Successful development of vaccines drove profits of tens of billions of dollars for the vaccine makers. Thanks to long-term multibillion vaccine purchase contracts, most of revenue was captured by the first few companies that were able to get their vaccines approved and mobilize large-scale manufacturing. ⁵ But the costs of vaccines were nothing compared to their benefits. By one estimate, in 2020 the social value of a COVID vaccine was over 100 times higher than its cost. ⁶ This gap justified supporting research and mass production of many vaccines in parallel, such as was done in Operation Warp Speed — a form of insurance by increasing the number of “shots on goal.” This was a wise choice. According to another estimate the entire OWS would have paid for itself by shortening the pandemic by 12 hours.

Vaccine approval depends on showing that the product meets the regulator’s stated criteria of individual safety and efficacy. Once a vaccine is authorized for use, we continue to monitor its safety, effectiveness (how well the vaccine performs in the real world as opposed to within a trial), and durability. However, important questions remain. Does the vaccine maintain its response against virus variants? Was the vaccine dose tested in Phase 3 trials optimal? For example, we know that vaccine response changes with age, but due to cost and time pressure the manufacturers will typically choose to only test one dose, the one which they think will work best for an average person. ⁷

This is what potentially happened during the pandemic — and in fact, it may have happened twice. First, in early 2021, the U.K. decided to extend the gap between two doses of the first approved vaccines from the three- to four-week gaps tested in clinical trials to 12 weeks. This allowed more people to get some measure of protection in the first crucial months of the vaccination campaign. A modeling study suggests that this actually reduced COVID mortality in the U.K. in 2021 by about 15%. Many other countries that faced shortages soon followed suit. 

Second, some trial data suggested that it may have been beneficial to lower the doses of Moderna and Pfizer vaccines (which could be done simply by drawing less volume into the syringe): Doing so would reduce the efficacy only a little bit, but allow for much faster vaccinations. This idea was backed by immune response data and subsequently tested in many trials, but not implemented outside of the lab — for the first course of vaccination, at least, since Moderna reduced the dose for booster vaccinations. 

In both cases, those opposed to trying these were reluctant because of the lack of comprehensive clinical trial evidence. And under the current clinical trial framework, it is no wonder that no such data existed: In the race to develop the vaccine, why would a producer spend additional hundreds of millions of dollars to test a slightly less efficacious version of their vaccine? In fact, in the case of AstraZeneca it is likely that it was the initial dosing error that inspired some subsequent trials of lower dose — the patients accidentally given the lower dose did not significantly differ in their immune responses from those given the full dose.

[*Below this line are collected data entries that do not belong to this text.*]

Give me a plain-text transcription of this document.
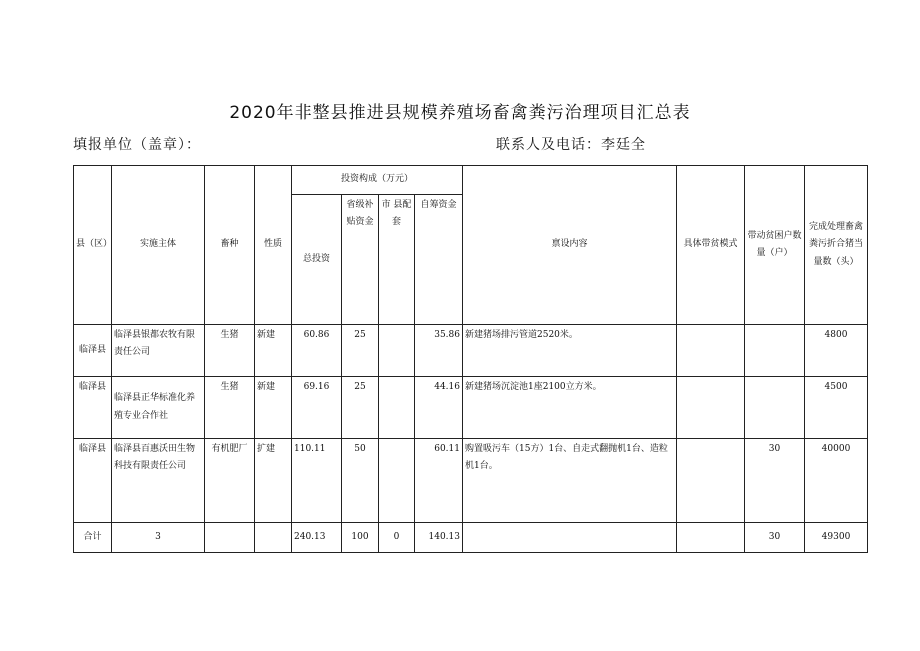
2020年非整县推进县规模养殖场畜禽粪污治理项目汇总表
填报单位（盖章）：	联系人及电话：李廷全
县（区）	实施主体	畜种	性质	投资构成（万元）				禀设内容	具体带贫模式	带动贫困户数量（户）	完成处理畜禽粪污折合猪当量数（头）
				总投资	省级补贴资金	市 县配套	自筹资金				
临泽县	临泽县银都农牧有限责任公司	生猪	新建	60.86	25		35.86	新建猪场排污管道2520米。			4800
临泽县	临泽县正华标准化养殖专业合作社	生猪	新建	69.16	25		44.16	新建猪场沉淀池1座2100立方米。			4500
临泽县	临泽县百惠沃田生物科技有限责任公司	有机肥厂	扩建	110.11	50		60.11	购置吸污车（15方）1台、自走式翻抛机1台、造粒机1台。		30	40000
合计	3			240.13	100	0	140.13			30	49300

While data could subsequently be generated, and in both cases it seemed to confirm feasibility of both extending the gaps and of setting the vaccine dose lower, all of it came in too late. In the end, the experts still had to make uncertain decisions on topics such as lowering doses, extending gaps, or when to deliver boosters without complete clinical trials. 

The success of the COVID vaccines depended on advances to the core science of vaccine making. To make the vaccine development process even faster, we will need to look beyond the lab bench and find out how the science of clinical trials can be improved. We have several options, each of which requires us to also think about incentives and the regulatory framework that influences them. These developments must happen before the next pandemic arrives. None of them alone are guaranteed to reduce the time it takes to create, test, and deliver vaccines to 100 days, but all of them together may increase the likelihood we get there. COVID has proven decisively that it’s economically viable to pay for a wide range of solutions.